Bei den Stoikern finden sich ethisch und philosophisch begründete, den Menschen angeborene Rechte, wie etwa die Lehre von der Gleichheit der Menschen.4

9Die antiken philosophischen Ansätze führten jedoch zu keinen Veränderungen in der politischen und ökonomischen Ordnung, geschweige denn zu einer Anerkennung von Grundrechten.

10Dem frühchristlichen Mittelalter entstammt die Vorstellung der Gottesebenbildlichkeit des Menschen. Aus dieser wird die Freiheit und Gleichheit aller Menschen abgeleitet. Dennoch wurde der weitere Schritt von der Gleichheit vor Gott zur Anerkennung von Freiheit und Gleichheit aller Menschen – in Form eines unantastbaren Menschenrechts – nicht vollzogen.5

Das Hochmittelalter war durch die Auseinandersetzung zwischen den zwei Gewalten, der geistlichen und weltlichen Macht, geprägt. Dieser Dualismus führte zur Entwicklung von Theorien zur Beschränkung der Herrschaftsgewalt. So wurde zum Beispiel ein Widerstandsrecht der Untertanen gegen Willkür des Herrschers anerkannt.

Nach Thomas von Aquin war es die Pflicht des Herrschers, der Beauftragter Gottes auf Erden war, nicht gegen die dignitas humana zu handeln, zu der Leben, Freiheit und Eigentum des Menschen gehörten. Falls er dies dennoch tat, durfte man ihm den Gehorsam verweigern und Widerstand leisten.6

Diese Gedanken der Begrenzung der Herrschermacht wirkten im Vernunft- und Naturrechtsgedanken des Spätmittelalters fort.

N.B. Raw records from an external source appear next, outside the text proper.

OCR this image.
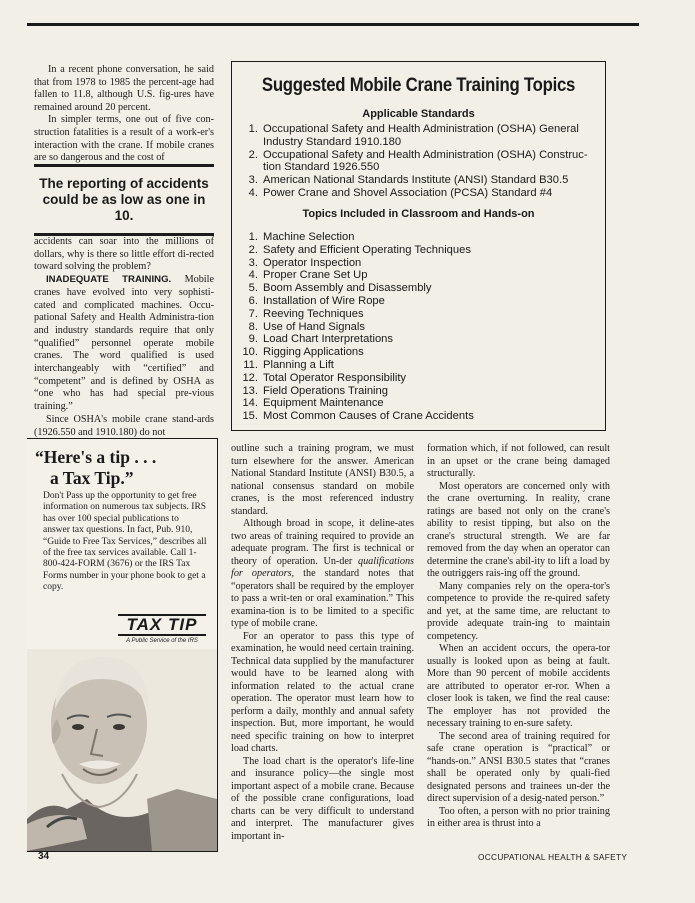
In a recent phone conversation, he said that from 1978 to 1985 the percent-age had fallen to 11.8, although U.S. fig-ures have remained around 20 percent.

In simpler terms, one out of five con-struction fatalities is a result of a work-er's interaction with the crane. If mobile cranes are so dangerous and the cost of

The reporting of accidents could be as low as one in 10.

accidents can soar into the millions of dollars, why is there so little effort di-rected toward solving the problem?

INADEQUATE TRAINING. Mobile cranes have evolved into very sophisti-cated and complicated machines. Occu-pational Safety and Health Administra-tion and industry standards require that only “qualified” personnel operate mobile cranes. The word qualified is used interchangeably with “certified” and “competent” and is defined by OSHA as “one who has had special pre-vious training.”

Since OSHA's mobile crane stand-ards (1926.550 and 1910.180) do not

Suggested Mobile Crane Training Topics
Applicable Standards
1. Occupational Safety and Health Administration (OSHA) General Industry Standard 1910.180
2. Occupational Safety and Health Administration (OSHA) Construc-tion Standard 1926.550
3. American National Standards Institute (ANSI) Standard B30.5
4. Power Crane and Shovel Association (PCSA) Standard #4
Topics Included in Classroom and Hands-on
1. Machine Selection
2. Safety and Efficient Operating Techniques
3. Operator Inspection
4. Proper Crane Set Up
5. Boom Assembly and Disassembly
6. Installation of Wire Rope
7. Reeving Techniques
8. Use of Hand Signals
9. Load Chart Interpretations
10. Rigging Applications
11. Planning a Lift
12. Total Operator Responsibility
13. Field Operations Training
14. Equipment Maintenance
15. Most Common Causes of Crane Accidents
“Here's a tip . . .
a Tax Tip.”
Don't Pass up the opportunity to get free information on numerous tax subjects. IRS has over 100 special publications to answer tax questions. In fact, Pub. 910, “Guide to Free Tax Services,” describes all of the free tax services available. Call 1-800-424-FORM (3676) or the IRS Tax Forms number in your phone book to get a copy.
TAX TIP
A Public Service of the IRS

outline such a training program, we must turn elsewhere for the answer. American National Standard Institute (ANSI) B30.5, a national consensus standard on mobile cranes, is the most referenced industry standard.

Although broad in scope, it deline-ates two areas of training required to provide an adequate program. The first is technical or theory of operation. Un-der qualifications for operators, the standard notes that “operators shall be required by the employer to pass a writ-ten or oral examination.” This examina-tion is to be limited to a specific type of mobile crane.

For an operator to pass this type of examination, he would need certain training. Technical data supplied by the manufacturer would have to be learned along with information related to the actual crane operation. The operator must learn how to perform a daily, monthly and annual safety inspection. But, more important, he would need specific training on how to interpret load charts.

The load chart is the operator's life-line and insurance policy—the single most important aspect of a mobile crane. Because of the possible crane configurations, load charts can be very difficult to understand and interpret. The manufacturer gives important in-

formation which, if not followed, can result in an upset or the crane being damaged structurally.

Most operators are concerned only with the crane overturning. In reality, crane ratings are based not only on the crane's ability to resist tipping, but also on the crane's structural strength. We are far removed from the day when an operator can determine the crane's abil-ity to lift a load by the outriggers rais-ing off the ground.

Many companies rely on the opera-tor's competence to provide the re-quired safety and yet, at the same time, are reluctant to provide adequate train-ing to maintain competency.

When an accident occurs, the opera-tor usually is looked upon as being at fault. More than 90 percent of mobile accidents are attributed to operator er-ror. When a closer look is taken, we find the real cause: The employer has not provided the necessary training to en-sure safety.

The second area of training required for safe crane operation is “practical” or “hands-on.” ANSI B30.5 states that “cranes shall be operated only by quali-fied designated persons and trainees un-der the direct supervision of a desig-nated person.”

Too often, a person with no prior training in either area is thrust into a

34	OCCUPATIONAL HEALTH & SAFETY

11Der grundlegende Schritt zu einer Entwicklung des Menschenrechtsgedankens erfolgte durch die Naturrechtslehre am Beginn der Neuzeit. Im Gegensatz zur religiösen Legitimation der Herrschaftsmacht des Mittelalters wird nun die Macht des Herrschers zunehmend durch einen Gesellschaftsvertrag begründet und dem Recht und damit der Herrschaftsgewalt eine vom Glauben unabhängige Geltung zugesprochen.

12Nach der älteren Naturrechtslehre (17. bis frühes 18. Jahrhundert) herrscht zunächst der Naturzustand, in dem jeder angeborene Rechte, iura connata, besitzt. Diese Rechte gelten als Vorläufer liberaler Freiheitsrechte. Bei Pufendorf, Thomasius und Wolff finden sich Kataloge dieser Rechte. Hierzu zählen z. B. bei Wolff die natürliche Freiheit, die natürliche Gleichheit, das Recht der Sicherheit sowie das Recht des Menschen über sich selbst, das Recht auf guten Namen und das Recht, alle erschaffenen Dinge zu gebrauchen.7

Allerdings gelten diese Rechte nur im Naturzustand und stellen die Organisation einer positiven Rechtsordnung nicht in Frage.

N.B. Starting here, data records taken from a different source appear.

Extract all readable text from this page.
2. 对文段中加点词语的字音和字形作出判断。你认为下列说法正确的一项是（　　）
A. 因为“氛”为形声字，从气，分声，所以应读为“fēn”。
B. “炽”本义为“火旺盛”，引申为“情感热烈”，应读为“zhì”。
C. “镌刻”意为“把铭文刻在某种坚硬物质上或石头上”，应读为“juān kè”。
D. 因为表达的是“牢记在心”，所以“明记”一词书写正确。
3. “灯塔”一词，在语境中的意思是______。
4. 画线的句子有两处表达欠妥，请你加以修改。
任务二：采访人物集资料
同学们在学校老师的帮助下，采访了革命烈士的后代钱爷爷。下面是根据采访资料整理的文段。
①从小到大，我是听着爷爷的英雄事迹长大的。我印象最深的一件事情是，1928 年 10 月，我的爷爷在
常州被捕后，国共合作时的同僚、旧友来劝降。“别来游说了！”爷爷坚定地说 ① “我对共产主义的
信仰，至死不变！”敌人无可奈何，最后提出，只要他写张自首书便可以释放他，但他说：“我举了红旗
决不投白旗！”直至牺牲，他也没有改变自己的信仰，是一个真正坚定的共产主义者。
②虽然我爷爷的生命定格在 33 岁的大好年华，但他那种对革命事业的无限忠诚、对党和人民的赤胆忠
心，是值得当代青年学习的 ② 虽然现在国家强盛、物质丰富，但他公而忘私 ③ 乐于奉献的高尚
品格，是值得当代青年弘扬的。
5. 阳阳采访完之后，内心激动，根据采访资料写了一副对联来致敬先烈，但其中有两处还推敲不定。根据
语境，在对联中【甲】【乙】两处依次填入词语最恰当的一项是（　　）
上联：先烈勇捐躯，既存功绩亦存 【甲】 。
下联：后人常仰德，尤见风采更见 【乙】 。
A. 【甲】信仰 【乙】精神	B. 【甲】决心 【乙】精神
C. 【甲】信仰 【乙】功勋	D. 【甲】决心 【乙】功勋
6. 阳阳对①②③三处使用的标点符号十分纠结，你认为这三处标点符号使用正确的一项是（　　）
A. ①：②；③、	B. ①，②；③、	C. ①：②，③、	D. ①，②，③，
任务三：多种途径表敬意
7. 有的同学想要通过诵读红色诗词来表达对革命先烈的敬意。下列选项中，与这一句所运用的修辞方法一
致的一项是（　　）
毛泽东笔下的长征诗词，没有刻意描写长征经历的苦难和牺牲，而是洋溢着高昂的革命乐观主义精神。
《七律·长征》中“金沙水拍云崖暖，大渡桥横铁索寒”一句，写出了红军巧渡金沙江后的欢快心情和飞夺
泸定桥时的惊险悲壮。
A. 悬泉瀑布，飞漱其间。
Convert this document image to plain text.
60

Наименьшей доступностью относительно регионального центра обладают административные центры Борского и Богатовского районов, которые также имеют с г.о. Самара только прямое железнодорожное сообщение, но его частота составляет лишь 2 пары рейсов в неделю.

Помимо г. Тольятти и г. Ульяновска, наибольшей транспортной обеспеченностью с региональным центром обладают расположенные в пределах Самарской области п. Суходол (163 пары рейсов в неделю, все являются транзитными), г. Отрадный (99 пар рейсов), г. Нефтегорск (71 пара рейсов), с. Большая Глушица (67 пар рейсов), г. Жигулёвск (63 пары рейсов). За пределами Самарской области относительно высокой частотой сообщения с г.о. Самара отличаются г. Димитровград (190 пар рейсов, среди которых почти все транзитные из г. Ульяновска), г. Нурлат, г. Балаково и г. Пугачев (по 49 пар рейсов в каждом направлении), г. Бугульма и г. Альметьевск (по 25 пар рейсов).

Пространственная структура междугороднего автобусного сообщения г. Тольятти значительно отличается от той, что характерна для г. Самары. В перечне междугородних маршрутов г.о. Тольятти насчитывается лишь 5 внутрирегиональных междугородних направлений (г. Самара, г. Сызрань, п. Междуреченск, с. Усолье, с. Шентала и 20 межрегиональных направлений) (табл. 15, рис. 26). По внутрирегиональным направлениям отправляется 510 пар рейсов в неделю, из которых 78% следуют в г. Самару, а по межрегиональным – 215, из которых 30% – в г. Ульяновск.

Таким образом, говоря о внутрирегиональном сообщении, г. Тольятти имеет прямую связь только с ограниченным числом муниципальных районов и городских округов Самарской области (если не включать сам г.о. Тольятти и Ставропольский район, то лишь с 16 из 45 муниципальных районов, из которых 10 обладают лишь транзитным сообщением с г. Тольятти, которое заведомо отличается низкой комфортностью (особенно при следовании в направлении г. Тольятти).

Der nächste logische Schritt ist die Überwindung des Naturzustandes durch den freiwilligen Eintritt in den Rechtszustand. Dies geschieht durch den (fiktiven) Abschluss eines so genannten Staatsvertrages, der den Zustand der permanenten Bedrohung mit Gewalt, die im Naturzustand herrscht, beseitigt. Der Staatsvertrag ist deshalb fiktiv, weil ihm keine konkrete historische Realität zukommt.

Da im Naturzustand nach Thomas Hobbes (1588–1679) ein Krieg aller gegen alle herrscht, verzichten die Untertanen im Staatsvertrag auf ihr ursprüngliches Recht auf Selbstverteidigung. Im Gegenzug wird ihnen vom (absolutistischen) Staat Schutz von Leib und Leben gewährt.

Das bedeutet, dass diese Rechte im Unterschied zu den späteren Freiheitsrechten nicht absolut sind, denn sie können jederzeit aufgehoben werden, zudem können sie nicht als Abwehrrechte dem Handeln des Staates entgegengesetzt werden.8

13Da die ältere Naturrechtslehre darauf gerichtet war, den Ausbau des absolutistischen Staates voranzubringen, wurde der Gedanke des Gesellschaftsvertrages zur Begründung des völligen Verlustes der Freiheit des Individuums im Staat herangezogen.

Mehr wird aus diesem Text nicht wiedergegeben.